Ultraconservative Muslims more assertive in Egypt
Salafis demand shut-down of cafes and liquor stores
Members of an ultraconservative Muslim sect clashed with villagers south of Cairo over demands that a liquor store and coffee shops be closed, officials said Tuesday, a sign of the increasing assertiveness of the fundamentalist Salafi movement.
The fighting broke out after Salafi followers ordered the owner to close the liquor store and coffee shops as they try to forcibly impose their strict interpretation of Islam by banning the drinking of alcohol.
One villager was killed and eight others were injured in the armed clashes, which erupted late Monday in the village of Kasr el-Bassil in Fayoum province, a security official said.
Salafis were tolerated as a religious group under ex-President Hosni Mubarak to counterweight Mubarak's top foe, the Muslim Brotherhood group but has gained power as it rises to play a more political role as followers now ponder nominate a presidential candidate, following the 18-day uprising that led to the ouster of the former regime. That has alarmed many of the secular and liberal forces in Egypt because of the group's extremist discourse and imposition of Islamic sharia law.
Dozens of Salafis also staged a protest Tuesday in Cairo, accusing the church of abducting Camilla Shehata, a Coptic priest's wife who some believe converted to Islam and is being held against her will. Salafis also have accused the police of collaborating with the church by handing Shehata over to Church authorities to reconvert them. The woman's whereabouts are currently unknown.
Such protests were held almost weekly by the Salafis over the summer as they accused the Coptic Church of conspiring to "Christianize" Egypt, but they largely stopped after a suicide bombing on New Year's Day outside a Coptic church in the port city of Alexandria killed 21 people.

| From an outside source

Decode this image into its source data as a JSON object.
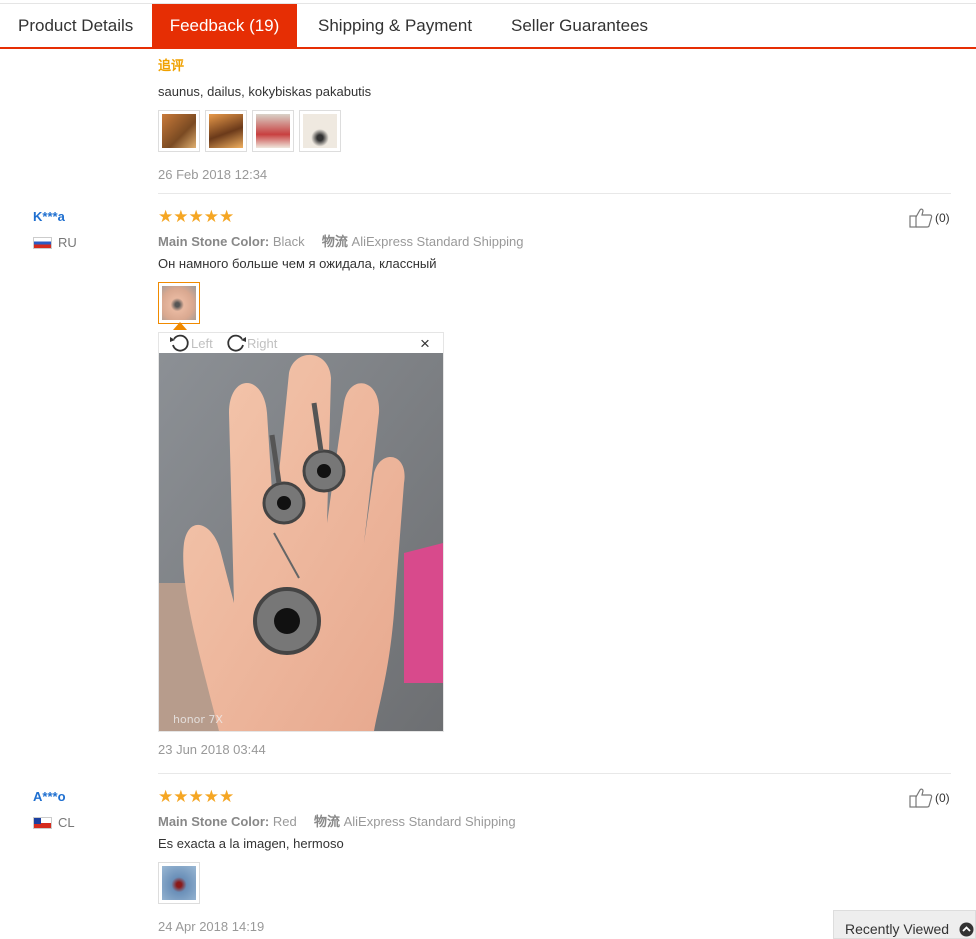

Protesters held signs reading, "peaceful, nonviolent," to defuse fresh rumors that the movement planned a massive rally on Tuesday aimed at supporting moves to force all Egyptian women to wear a veil and punish those who don't adhere by burning their faces with acid.
The rumors spread on Christian websites and the Salafi movement quickly issued denials.
Despite the denials, one Coptic church in the southern province of Assuit evacuated some 340 female students from their university dormitories to hostels affiliated to the church and monasteries.
Though Salafis in Egypt reject violence, their doctrine is only a few shades away from that of groups such as al-Qaeda. Both adhere to a strict interpretation of Islam that supposedly is a purer form of Islam said to have been practiced by Islam's Prophet Muhammad in the seventh century.
The growth of Salafism is visible in dress. In many parts of Cairo women wear the "niqab," a veil which shows at most the eyes rather than the "hijab" scarf that merely covers the hair. The men grow their beards long and often shave off mustaches, a style said to imitate the Prophet Muhammad.